As for Chile, Pinochet appointed a succession of Chicago Boys to senior economic posts. By 1990, the year he ceded power, per capita GDP had risen by 40% (in 2005 dollars) even as Peru and Argentina stagnated. Pinochet’s democratic successors—all of them nominally left-of-center—only deepened the liberalization drive. Result: Chileans have become South America’s richest people. They have the continent’s lowest level of corruption, the lowest infant-mortality rate, and the lowest number of people living below the poverty line.
Chile also has some of the world’s strictest building codes. That makes sense for a country that straddles two massive tectonic plates. But having codes is one thing, enforcing them is another. The quality and consistency of enforcement is typically correlated to the wealth of nations. The poorer the country, the likelier people are to scrimp on rebar, or use poor quality concrete, or lie about compliance. In the Sichuan earthquake of 2008, thousands of children were buried under schools also built according to code.

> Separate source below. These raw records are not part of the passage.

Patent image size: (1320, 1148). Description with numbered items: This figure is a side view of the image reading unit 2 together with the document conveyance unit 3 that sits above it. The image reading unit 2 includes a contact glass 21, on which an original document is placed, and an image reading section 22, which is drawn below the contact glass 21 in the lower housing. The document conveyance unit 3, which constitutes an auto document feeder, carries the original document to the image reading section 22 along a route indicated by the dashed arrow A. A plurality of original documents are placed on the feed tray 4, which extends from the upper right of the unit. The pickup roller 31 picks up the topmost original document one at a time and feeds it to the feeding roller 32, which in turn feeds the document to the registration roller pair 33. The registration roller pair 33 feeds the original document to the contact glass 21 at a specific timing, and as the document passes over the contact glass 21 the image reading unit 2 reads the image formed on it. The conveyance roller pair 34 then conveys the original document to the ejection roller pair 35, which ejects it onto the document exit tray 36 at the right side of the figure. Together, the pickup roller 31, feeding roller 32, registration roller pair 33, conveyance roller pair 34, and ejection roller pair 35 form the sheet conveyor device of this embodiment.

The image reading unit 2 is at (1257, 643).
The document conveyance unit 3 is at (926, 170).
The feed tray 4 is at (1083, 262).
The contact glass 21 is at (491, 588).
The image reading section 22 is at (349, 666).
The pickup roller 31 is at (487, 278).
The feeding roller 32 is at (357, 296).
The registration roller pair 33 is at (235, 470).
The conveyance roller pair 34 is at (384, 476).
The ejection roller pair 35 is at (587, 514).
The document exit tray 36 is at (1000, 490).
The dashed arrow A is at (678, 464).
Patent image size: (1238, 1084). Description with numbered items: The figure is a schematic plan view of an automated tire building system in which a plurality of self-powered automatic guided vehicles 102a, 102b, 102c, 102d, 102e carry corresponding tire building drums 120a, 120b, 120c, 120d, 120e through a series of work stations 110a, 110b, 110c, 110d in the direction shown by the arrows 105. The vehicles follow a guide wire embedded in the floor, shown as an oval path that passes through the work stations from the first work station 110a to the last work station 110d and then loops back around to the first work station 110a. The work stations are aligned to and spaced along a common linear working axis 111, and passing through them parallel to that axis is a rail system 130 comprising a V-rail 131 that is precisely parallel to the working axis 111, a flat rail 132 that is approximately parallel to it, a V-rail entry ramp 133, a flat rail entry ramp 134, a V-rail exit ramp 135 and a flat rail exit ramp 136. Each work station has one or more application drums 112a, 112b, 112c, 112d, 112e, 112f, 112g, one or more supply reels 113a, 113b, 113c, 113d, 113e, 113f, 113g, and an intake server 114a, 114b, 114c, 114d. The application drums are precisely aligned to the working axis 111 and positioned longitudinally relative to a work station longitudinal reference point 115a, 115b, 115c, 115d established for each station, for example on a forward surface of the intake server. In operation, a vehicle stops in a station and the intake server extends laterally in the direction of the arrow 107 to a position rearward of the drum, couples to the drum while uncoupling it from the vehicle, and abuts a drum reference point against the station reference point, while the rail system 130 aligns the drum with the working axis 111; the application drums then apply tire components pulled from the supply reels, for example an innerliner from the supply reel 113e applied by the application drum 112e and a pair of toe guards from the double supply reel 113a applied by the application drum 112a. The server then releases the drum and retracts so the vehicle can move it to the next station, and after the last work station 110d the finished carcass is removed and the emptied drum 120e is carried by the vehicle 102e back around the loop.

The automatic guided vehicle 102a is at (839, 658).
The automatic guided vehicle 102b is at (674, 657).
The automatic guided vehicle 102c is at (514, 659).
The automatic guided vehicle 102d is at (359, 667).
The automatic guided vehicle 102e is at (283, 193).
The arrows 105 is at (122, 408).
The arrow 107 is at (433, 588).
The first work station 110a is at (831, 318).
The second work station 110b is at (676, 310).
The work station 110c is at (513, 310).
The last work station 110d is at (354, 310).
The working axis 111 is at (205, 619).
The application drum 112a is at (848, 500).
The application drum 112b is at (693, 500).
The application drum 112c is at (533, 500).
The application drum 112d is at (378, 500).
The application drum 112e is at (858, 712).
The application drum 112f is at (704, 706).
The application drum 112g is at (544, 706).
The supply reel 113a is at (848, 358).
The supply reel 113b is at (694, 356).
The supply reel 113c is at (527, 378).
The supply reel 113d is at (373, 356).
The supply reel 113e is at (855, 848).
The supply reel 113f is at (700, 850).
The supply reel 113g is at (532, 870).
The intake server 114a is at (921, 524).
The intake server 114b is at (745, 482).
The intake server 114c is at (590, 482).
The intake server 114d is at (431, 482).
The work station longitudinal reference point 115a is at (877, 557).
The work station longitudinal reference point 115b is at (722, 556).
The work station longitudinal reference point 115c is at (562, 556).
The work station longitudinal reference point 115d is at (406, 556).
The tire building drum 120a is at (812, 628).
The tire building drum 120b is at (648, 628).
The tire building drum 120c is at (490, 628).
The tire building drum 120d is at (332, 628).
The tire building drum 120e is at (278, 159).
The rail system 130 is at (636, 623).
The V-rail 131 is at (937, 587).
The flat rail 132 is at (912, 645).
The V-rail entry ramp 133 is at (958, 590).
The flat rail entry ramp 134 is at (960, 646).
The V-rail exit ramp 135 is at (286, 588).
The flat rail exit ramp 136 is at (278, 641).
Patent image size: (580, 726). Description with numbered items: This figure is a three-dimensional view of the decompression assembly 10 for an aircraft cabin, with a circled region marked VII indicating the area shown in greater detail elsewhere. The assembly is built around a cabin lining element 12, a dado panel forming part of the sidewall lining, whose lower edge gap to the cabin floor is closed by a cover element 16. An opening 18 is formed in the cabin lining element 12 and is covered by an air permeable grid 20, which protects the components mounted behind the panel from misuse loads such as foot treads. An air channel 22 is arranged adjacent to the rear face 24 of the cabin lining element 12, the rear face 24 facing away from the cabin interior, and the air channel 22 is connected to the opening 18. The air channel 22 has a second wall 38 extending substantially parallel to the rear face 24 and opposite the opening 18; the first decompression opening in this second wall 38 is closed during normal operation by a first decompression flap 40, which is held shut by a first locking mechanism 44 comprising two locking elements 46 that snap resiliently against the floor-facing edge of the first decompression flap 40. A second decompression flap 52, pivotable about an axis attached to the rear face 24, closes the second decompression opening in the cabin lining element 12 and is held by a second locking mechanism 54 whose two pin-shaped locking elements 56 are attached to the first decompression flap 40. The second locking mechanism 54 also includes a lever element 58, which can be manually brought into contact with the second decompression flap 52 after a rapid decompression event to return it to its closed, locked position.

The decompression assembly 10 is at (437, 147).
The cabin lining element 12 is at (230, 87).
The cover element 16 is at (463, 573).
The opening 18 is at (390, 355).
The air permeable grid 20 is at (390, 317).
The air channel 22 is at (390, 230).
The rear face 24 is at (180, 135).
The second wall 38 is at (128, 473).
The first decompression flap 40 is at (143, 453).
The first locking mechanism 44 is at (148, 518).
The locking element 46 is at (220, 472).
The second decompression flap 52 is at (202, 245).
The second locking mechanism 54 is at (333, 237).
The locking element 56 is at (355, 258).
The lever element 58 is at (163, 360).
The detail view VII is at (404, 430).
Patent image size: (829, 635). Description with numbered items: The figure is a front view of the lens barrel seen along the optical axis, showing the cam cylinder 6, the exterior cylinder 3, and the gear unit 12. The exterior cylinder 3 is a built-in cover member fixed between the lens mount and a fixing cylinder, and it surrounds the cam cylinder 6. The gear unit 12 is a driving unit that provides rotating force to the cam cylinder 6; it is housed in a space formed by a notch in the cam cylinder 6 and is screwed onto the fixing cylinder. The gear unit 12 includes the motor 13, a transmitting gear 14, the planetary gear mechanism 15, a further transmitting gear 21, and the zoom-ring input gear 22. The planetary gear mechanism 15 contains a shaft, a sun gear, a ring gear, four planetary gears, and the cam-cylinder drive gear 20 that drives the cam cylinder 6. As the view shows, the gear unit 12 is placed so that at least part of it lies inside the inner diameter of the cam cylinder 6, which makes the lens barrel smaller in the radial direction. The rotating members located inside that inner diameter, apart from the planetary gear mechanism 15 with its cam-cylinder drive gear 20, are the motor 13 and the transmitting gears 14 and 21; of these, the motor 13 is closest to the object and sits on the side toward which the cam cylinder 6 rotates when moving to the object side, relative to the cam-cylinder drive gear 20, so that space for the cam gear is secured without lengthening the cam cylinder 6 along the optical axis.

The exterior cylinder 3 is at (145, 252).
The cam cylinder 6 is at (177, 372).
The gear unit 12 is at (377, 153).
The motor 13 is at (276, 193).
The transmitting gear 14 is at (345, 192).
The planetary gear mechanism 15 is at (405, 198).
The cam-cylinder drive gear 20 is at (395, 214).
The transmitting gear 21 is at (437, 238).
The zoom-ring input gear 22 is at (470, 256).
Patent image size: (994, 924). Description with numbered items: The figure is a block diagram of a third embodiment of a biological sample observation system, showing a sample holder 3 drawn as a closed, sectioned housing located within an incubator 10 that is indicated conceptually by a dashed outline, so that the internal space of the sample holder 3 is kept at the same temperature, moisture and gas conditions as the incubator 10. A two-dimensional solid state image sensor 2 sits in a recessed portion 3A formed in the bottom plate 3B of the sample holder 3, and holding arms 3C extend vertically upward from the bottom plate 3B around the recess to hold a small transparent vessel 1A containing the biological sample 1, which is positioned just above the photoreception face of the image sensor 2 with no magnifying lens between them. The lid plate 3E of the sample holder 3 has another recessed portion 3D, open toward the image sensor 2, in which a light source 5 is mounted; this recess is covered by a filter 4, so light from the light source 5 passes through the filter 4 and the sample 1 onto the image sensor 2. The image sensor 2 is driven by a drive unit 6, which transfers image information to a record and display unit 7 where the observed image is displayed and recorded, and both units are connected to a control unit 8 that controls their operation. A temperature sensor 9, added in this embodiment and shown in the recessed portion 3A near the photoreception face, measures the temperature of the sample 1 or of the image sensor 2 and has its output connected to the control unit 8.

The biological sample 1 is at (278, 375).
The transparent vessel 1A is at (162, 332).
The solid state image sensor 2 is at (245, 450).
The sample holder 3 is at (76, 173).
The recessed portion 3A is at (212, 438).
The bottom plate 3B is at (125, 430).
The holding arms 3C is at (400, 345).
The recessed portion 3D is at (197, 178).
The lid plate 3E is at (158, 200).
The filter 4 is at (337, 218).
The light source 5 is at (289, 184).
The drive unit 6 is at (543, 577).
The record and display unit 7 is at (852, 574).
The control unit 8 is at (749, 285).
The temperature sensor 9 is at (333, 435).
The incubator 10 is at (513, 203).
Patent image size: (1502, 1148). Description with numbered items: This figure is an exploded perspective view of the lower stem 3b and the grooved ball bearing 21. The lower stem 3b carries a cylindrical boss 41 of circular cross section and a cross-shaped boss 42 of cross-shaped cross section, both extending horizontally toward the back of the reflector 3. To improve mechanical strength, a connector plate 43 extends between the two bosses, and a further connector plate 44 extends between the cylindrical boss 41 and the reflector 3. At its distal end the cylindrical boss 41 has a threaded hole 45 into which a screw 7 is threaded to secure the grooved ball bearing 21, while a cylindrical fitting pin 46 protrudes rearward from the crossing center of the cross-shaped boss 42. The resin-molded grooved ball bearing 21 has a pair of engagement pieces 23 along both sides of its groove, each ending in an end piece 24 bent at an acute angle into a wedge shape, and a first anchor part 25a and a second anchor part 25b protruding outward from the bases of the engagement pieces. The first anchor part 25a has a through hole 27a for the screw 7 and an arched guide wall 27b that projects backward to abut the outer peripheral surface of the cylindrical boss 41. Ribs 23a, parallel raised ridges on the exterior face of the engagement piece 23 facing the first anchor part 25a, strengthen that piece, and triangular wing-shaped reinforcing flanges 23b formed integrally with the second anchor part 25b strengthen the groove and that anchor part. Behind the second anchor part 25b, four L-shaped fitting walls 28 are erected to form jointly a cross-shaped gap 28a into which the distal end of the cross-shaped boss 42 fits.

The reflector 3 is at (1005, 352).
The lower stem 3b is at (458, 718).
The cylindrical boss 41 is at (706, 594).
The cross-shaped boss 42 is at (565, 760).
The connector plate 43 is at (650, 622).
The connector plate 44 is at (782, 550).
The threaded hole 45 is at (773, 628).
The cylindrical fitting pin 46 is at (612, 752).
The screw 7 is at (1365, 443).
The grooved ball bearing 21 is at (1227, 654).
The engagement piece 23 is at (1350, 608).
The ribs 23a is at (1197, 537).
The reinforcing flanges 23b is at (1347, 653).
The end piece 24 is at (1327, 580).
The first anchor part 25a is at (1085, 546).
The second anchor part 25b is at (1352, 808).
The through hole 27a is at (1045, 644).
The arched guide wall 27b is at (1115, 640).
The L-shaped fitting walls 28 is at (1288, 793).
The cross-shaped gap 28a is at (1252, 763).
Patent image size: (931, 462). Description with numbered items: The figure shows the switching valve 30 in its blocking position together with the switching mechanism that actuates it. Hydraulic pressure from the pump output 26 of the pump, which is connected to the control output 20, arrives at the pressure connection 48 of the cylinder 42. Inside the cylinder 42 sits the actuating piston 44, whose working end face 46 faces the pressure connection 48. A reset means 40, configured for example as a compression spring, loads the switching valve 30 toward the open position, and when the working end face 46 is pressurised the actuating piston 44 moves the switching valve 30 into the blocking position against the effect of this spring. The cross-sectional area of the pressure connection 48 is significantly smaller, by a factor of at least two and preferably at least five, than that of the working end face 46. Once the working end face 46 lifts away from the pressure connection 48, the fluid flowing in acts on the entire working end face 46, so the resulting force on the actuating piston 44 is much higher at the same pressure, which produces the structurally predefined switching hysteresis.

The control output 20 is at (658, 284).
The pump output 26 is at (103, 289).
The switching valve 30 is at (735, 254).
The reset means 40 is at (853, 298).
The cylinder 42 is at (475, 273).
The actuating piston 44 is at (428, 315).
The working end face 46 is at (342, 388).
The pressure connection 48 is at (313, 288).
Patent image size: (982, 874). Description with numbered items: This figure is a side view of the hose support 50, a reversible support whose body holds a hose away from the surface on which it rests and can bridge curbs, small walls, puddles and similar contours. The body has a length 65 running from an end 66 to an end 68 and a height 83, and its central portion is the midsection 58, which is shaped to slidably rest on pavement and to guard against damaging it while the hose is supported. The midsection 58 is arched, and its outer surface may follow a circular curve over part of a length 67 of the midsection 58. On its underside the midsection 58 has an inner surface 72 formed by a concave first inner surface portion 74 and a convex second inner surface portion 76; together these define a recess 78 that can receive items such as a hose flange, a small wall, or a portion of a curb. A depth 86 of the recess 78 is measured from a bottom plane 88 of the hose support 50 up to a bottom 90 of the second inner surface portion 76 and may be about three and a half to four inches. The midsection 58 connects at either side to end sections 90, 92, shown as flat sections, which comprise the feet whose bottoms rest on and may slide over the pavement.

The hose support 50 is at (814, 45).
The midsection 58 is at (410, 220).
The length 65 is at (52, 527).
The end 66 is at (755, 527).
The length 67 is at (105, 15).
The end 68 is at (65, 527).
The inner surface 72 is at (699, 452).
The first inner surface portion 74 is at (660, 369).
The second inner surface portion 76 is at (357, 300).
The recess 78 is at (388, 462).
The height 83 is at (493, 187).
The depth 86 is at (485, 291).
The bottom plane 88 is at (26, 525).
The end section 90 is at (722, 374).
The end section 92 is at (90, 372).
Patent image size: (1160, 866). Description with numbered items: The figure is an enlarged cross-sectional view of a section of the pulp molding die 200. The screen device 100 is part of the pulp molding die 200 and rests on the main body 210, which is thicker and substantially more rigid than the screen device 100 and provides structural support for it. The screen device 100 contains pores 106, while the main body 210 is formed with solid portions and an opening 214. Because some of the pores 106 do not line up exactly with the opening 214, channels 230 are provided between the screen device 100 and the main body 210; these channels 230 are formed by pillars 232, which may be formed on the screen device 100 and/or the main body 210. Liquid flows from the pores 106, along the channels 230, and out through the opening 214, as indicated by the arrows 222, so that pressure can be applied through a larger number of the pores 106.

In “The Shock Doctrine,” Ms. Klein titles one of her sub-chapters “The Myth of the Chilean Miracle.” In her reading, the only thing Friedman and the Chicago Boys accomplished was to “hoover wealth up to the top and shock much of the middle class out of existence.” Actual Chileans of all classes—living in the aftermath of an actual shock—may take a different view of Friedman, who helped give them the wherewithal first to survive the quake, and now to build their lives anew.”
My Comment:
Friedman, was, of course, from an Austrian perspective, far from being an ideal free-marketer. In a devastating piece, “Milton Friedman Unraveled,” (1971), Rothbard even questioned his claim to be called a free marketer of any kind, listing among many sins, his advocacy of withholding taxes and of an absolute dollar standard.
All true, no doubt. But the fact remains, even if it was only in a very constrained sense that he advocated more freedom in the markets, he did advocate it. And as the article above suggests, contra Rothbard, even a limited advocacy of market freedom is better than an outright assault on it.